CBT often lasts about 12 weeks. Research indicates that the effects of CBT last longer than those of treatment with medication
for people with Panic Disorder. If CBT is effective, a recurrence of the disorder can often be effectively treated quickly
and easily with a brief refresher. IPT helps people understand and work through dysfunctional and/or maladaptive relationships
that contribute to or worsen anxiety. It emphasizes the relationships between a person and other people rather than that person’s
internal psychological processes. It’s intended to change the person’s symptoms by helping him deal more realistically
and effectively with his family, marital, parental, and work situations.

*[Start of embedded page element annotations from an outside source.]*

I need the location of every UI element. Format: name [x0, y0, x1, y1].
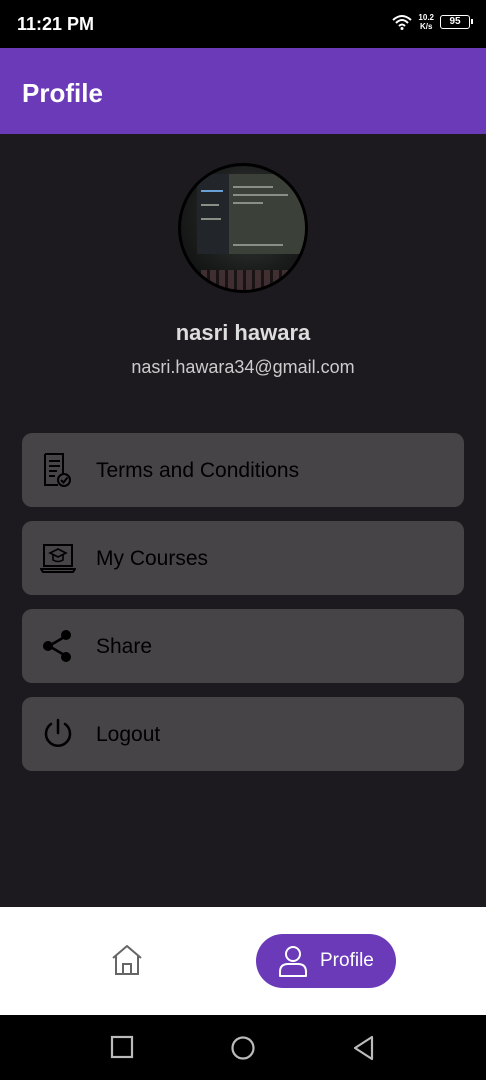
- share-icon: [43, 630, 71, 662]
- user-icon: [279, 946, 307, 977]
- bottom-nav: Profile: [0, 907, 486, 1015]
- home-button-icon[interactable]: [230, 1035, 256, 1061]
- app-bar: Profile: [0, 48, 486, 134]
- menu-item-label: Share: [96, 635, 153, 658]
- nav-profile-button[interactable]: Profile: [256, 934, 396, 988]
- user-email: nasri.hawara34@gmail.com: [131, 357, 355, 377]
- avatar-photo-screen: [197, 174, 305, 254]
- avatar[interactable]: [178, 163, 308, 293]
- power-icon: [44, 718, 72, 747]
- document-check-icon: [44, 453, 71, 487]
- laptop-graduation-icon: [40, 544, 76, 573]
- page-title: Profile: [22, 78, 103, 108]
- status-time: 11:21 PM: [17, 14, 95, 34]
- wifi-icon: [392, 15, 413, 30]
- menu-item-terms[interactable]: Terms and Conditions: [22, 433, 464, 507]
- menu-item-my-courses[interactable]: My Courses: [22, 521, 464, 595]
- network-speed-unit: K/s: [419, 22, 433, 31]
- network-speed: 10.2 K/s: [418, 13, 434, 31]
- back-icon[interactable]: [352, 1035, 376, 1061]
- battery-indicator: 95: [440, 15, 473, 29]
- menu-item-label: My Courses: [96, 547, 209, 570]
- menu-item-logout[interactable]: Logout: [22, 697, 464, 771]
- nav-profile-label: Profile: [320, 950, 374, 971]
- system-nav-bar: [0, 1015, 486, 1080]
- recents-icon[interactable]: [110, 1035, 134, 1059]
- menu-item-label: Terms and Conditions: [96, 459, 300, 482]
- user-name: nasri hawara: [175, 320, 311, 345]
- avatar-photo-keyboard: [201, 270, 291, 290]
- home-icon[interactable]: [110, 943, 144, 977]
- network-speed-value: 10.2: [418, 13, 434, 22]
- menu-item-share[interactable]: Share: [22, 609, 464, 683]
- status-bar: 11:21 PM 10.2 K/s 95: [0, 0, 486, 48]
- status-indicators: 10.2 K/s 95: [392, 13, 473, 31]
- menu-item-label: Logout: [96, 723, 161, 746]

For those who are mildly or moderately anxious, psychotherapy alone is often the best treatment option. However, for certain
people, especially those who are severely anxious, a combination of psychotherapy and medication may be necessary.
How can I help
someone who is suffering from Panic Disorder?
If you know someone
who has suffers from Panic Disorder, odds are that his or her anxiety affects you, too. The first and most important thing
that you can do to help a friend, family member, or coworker who has Panic Disorder is to help him get diagnosed and treated.
You might have to schedule an appointment on behalf of the person or even go with him to see a provider. Encourage him to
stay in treatment or to seek different treatment if no improvement occurs after six to eight weeks of medication or eight
to 12 weeks of psychotherapy. In addition:
- don’t downplay or trivialize
- don’t demand improvement if the person isn't in treatment;
- offer emotional support, understanding, and patience;
- engage the person in conversation
and, most importantly, listen nonjudgmentally;
- never criticize or belittle feelings the person
expresses, but rather point out realities and offer hope;
- never ignore comments about suicide.
Encourage the person to share these thoughts with his provider and/or mental health professional, and report them yourself
if you believe the person won't;
- invite the person to participate in walks, outings, and other
activities. Keep trying even if he declines, but don't push him to do too much too soon. Making the person feel as if you
have too many expectations of him may inadvertently cause feelings of failure;
- and remind the
person that with time and treatment the anxiety will inevitably improve.